Here Call has to support calling a generalized function. There is no straightforward specialization process that can implement this case. (It could be done if the full source code of p1 and p2 are available either when compiling p3 or at link time; that is how C++ does it, but it is not an approach that fits well with Go.)

However, for many cases, this proposal can be implemented using function specialization. Whenever the compiler can use type deduction for a function call, and the types are known concrete types, and the body of the function is available, the compiler can generate a version of the function specialized for those types. This is, therefore, an optional optimization, in effect a form of cross-package inlining, which costs compilation time but improves runtime.

Methods on builtin types

This is an optional addendum to the proposal described above.

The proposal does not provide a convenient way to write a function that works on any numeric type. For example, there is no convenient way to write this:

gen [T] func SliceAverage(a []T) T {
	s := T(0)
	for _, v = range a {
		s += v
	}
	return s / len(a)
}

It would be nice if that function worked for any numeric function. However, it is not permitted under the proposal described above, because of the use of += and /. These operators are not available for every type and therefore are not available for a generalized type.

This approach does work:

gen [T] type Number interface {
	Plus(T) T
	Divide(T) T
}

gen [T Number[T]] func SliceAverage(a []T) T {
	s := 0.[T]
	for _, v = range a {
		s = s.Plus(v)
	}
	return s.Divide(len(a))
}

However, this requires writing explicit Plus and Divide methods for each type you want to use. These methods are themselves boilerplate:

func (i MyNum) Plus(v MyNum) MyNum { return i + v }
func (i MyNum) Divide(v MyNum) MyNum { return i / v }

This proposal does not help with this kind of boilerplate function, because there is no way to use operators with generalized values.

There are a few ways to solve this. One way that seems to fit well with Go as extended by this proposal is to declare that for all types that support some language operator, the type has a corresponding method. That is, we say that if the type can be used with +, the language defines a method Plus (or Binary+ or whatever) for the type that implements the operation. This method can then be picked up by an interface such as the above, and the standard library can define convenient aggregate interfaces, such as an interface listing all the methods supported by an integer type.
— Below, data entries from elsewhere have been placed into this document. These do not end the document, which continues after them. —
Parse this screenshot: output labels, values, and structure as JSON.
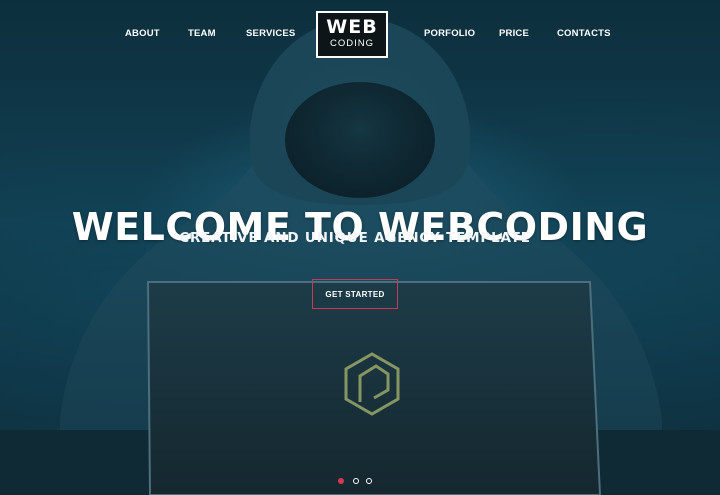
{
  "nav": {
    "items": [
      {
        "label": "ABOUT"
      },
      {
        "label": "TEAM"
      },
      {
        "label": "SERVICES"
      },
      {
        "label": "PORFOLIO"
      },
      {
        "label": "PRICE"
      },
      {
        "label": "CONTACTS"
      }
    ],
    "logo": {
      "line1": "WEB",
      "line2": "CODING"
    }
  },
  "hero": {
    "headline": "WELCOME TO WEBCODING",
    "subheadline": "CREATIVE AND UNIQUE AGENCY TEMPLATE",
    "cta_label": "GET STARTED"
  },
  "slider": {
    "count": 3,
    "active_index": 0
  },
  "colors": {
    "accent": "#d13a52",
    "text": "#ffffff",
    "background": "#0e3344"
  }
}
Note that it would not help for the standard library to define a Plus method for every integer type, as those methods would not carry over to user defined types.

Operator methods

It is of course a smallish step from those language-defined methods to having operator methods, which would permit writing generalized code using operators rather than method calls. For the purposes of using generalized types, however, this is less important than having language defined methods for operators.

Summary

This proposal will not be adopted. It has significant flaws.
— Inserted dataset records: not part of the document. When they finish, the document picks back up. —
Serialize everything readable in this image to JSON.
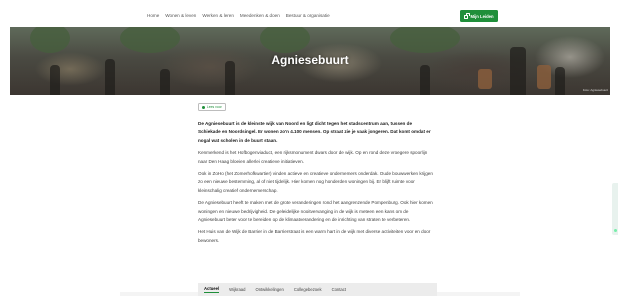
{
  "nav": {
    "links": [
      "Home",
      "Wonen & leven",
      "Werken & leren",
      "Meedenken & doen",
      "Bestuur & organisatie"
    ],
    "mijn_button": "Mijn Leiden"
  },
  "hero": {
    "title": "Agniesebuurt",
    "credit": "Foto: Agniesebuurt"
  },
  "readaloud_label": "Lees voor",
  "paragraphs": {
    "intro": "De Agniesebuurt is de kleinste wijk van Noord en ligt dicht tegen het stadscentrum aan, tussen de Schiekade en Noordsingel. Er wonen zo'n 4.100 mensen. Op straat zie je vaak jongeren. Dat komt omdat er nogal wat scholen in de buurt staan.",
    "p1": "Kenmerkend is het Hofbogenviaduct, een rijksmonument dwars door de wijk. Op en rond deze vroegere spoorlijn naar Den Haag bloeien allerlei creatieve initiatieven.",
    "p2": "Ook in ZoHo (het Zomerhofkwartier) vinden actieve en creatieve ondernemers onderdak. Oude bouwwerken krijgen zo een nieuwe bestemming, al of niet tijdelijk. Hier komen nog honderden woningen bij. Er blijft ruimte voor kleinschalig creatief ondernemerschap.",
    "p3": "De Agniesebuurt heeft te maken met de grote veranderingen rond het aangrenzende Pompenburg. Ook hier komen woningen en nieuwe bedrijvigheid. De geleidelijke nooitvervanging in de wijk is meteen een kans om de Agniesebuurt beter voor te bereiden op de klimaatverandering en de inrichting van straten te verbeteren.",
    "p4": "Het Huis van de Wijk de Barrier in de Barrierstraat is een warm hart in de wijk met diverse activiteiten voor en door bewoners."
  },
  "tabs": [
    "Actueel",
    "Wijkraad",
    "Ontwikkelingen",
    "Collegebezoek",
    "Contact"
  ],
  "colors": {
    "accent": "#1f8f3a"
  }
}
The factored gen syntax is convenient but looks awkward on the page. You wind up with a trailing close parenthesis after a set of function definitions. Indenting all the function definitions looks silly.

This proposal doesn't let me write a trivial generalized Max function, unless we include operator methods. Even when we include operator methods, Max has to be written in terms of a Less method.
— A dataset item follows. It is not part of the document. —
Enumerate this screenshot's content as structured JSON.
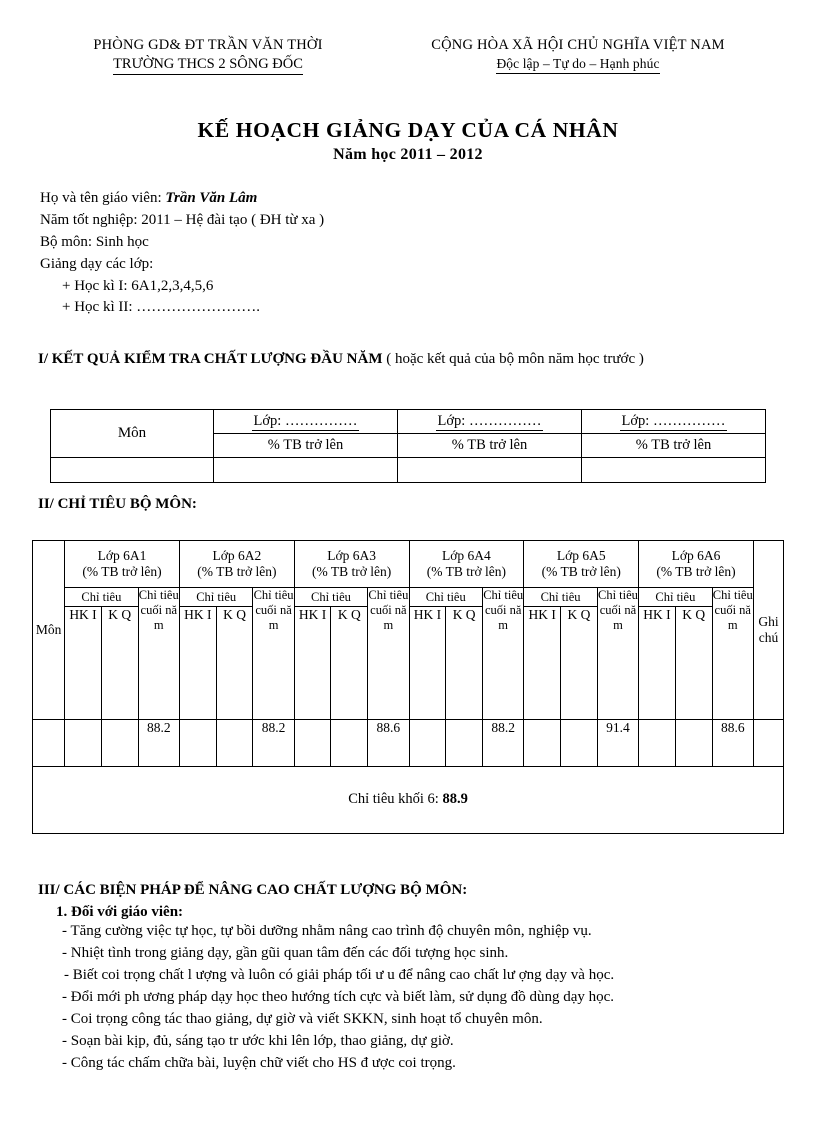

The handling of untyped constants in generalized functions is extremely awkward. They must always use a generalized type coercion.

While this proposal is more or less palatable for data structures, it is much weaker for functions. You basically can't do anything with a generalized type, except assign it and call a method on it. Writing standardized algorithms will require developing a whole vocabulary of quasi-standard methods.

The proposal doesn‘t help write functions that work on either []byte or string, unless those types get additional operator methods like Index and Len. Even operator methods don’t help with using range.